• Canicule hivernale inversée?

    Canicule hivernale inversée

    « La lumière est dans le livre. Ouvrez le livre tout grand. laissez-le rayonner, laissez-le faire ». Cette belle citation de Victor Hugo m'aide à vivre en ces jours de sombre grisaille hivernale. La pluie depuis plusieurs jours matraque d'un style monocorde une bonne partie du Poitou-Charentes ainsi qu'un large quart sud-ouest de notre bel hexagone France . Pas l'ombre d'un rayon de soleil le jour, pas la moindre étincelle de lune la nuit. Où sont passés les étoiles ?

    Canicule hivernale inversée

    Où sont mes hivers des années 1960 ? Le froid nous mordait le visage de novembre à mars.
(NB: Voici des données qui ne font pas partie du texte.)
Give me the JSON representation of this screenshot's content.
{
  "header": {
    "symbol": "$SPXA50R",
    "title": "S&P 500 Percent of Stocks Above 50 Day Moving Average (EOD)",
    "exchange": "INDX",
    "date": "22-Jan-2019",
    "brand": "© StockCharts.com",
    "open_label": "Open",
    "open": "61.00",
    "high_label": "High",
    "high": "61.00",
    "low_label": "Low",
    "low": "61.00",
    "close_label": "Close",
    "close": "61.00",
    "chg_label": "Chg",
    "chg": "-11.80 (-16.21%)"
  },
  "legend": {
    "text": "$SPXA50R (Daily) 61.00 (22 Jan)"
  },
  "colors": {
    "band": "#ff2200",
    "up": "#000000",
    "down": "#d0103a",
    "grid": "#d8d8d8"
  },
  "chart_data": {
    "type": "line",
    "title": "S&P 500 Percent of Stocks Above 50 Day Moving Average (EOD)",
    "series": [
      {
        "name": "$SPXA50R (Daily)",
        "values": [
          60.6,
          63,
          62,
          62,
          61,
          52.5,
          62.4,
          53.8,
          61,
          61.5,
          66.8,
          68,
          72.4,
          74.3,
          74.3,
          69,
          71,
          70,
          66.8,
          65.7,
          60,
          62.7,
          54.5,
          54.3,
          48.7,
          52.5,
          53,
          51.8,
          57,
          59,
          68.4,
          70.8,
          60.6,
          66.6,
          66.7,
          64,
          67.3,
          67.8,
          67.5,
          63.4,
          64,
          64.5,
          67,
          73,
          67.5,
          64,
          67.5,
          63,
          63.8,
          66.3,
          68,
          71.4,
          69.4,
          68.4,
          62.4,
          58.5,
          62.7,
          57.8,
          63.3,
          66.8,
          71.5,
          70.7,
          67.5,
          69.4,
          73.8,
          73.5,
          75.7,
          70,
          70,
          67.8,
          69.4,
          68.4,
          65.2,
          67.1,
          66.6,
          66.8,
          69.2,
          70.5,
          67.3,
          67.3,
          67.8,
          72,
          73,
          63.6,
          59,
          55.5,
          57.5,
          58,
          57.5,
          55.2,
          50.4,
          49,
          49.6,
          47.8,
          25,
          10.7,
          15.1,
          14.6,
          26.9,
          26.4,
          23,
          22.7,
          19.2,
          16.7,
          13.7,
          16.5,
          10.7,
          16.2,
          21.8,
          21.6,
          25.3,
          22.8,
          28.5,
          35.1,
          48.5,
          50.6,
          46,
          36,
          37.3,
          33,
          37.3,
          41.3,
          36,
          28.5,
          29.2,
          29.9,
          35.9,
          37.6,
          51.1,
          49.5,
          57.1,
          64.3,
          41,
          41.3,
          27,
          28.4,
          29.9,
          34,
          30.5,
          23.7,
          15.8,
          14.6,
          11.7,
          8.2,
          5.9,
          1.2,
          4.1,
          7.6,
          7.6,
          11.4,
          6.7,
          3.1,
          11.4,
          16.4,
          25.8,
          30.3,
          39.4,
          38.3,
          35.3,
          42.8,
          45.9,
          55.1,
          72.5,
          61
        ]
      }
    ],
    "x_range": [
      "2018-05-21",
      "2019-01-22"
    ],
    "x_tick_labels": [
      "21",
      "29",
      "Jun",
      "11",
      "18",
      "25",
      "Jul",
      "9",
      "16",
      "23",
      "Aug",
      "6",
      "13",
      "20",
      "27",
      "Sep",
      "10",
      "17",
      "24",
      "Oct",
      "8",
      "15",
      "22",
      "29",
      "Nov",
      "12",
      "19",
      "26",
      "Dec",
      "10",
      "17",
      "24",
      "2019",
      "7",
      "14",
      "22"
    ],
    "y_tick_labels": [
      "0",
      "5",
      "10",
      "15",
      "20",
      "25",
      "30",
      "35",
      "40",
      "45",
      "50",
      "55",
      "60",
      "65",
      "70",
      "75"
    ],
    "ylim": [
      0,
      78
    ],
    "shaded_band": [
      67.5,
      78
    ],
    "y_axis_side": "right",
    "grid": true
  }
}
La neige nous léchait les chaussures durant les mois de décembre et janvier. Depuis six jours les températures nocturnes ne descendent pas en dessous de 10° Celles diurnes ne plafonnent plus au dessus de 13°. Serions-nous en canicule hivernale inversée, c'est à dire nocturne ? Ce cortège d’inondations répétitives présage-t-il une année houleuse d'orages l'été prochain ou encore une période de sécheresse ? Pour le moment, les plantes au jardin sont au régime eau du ciel sans modération.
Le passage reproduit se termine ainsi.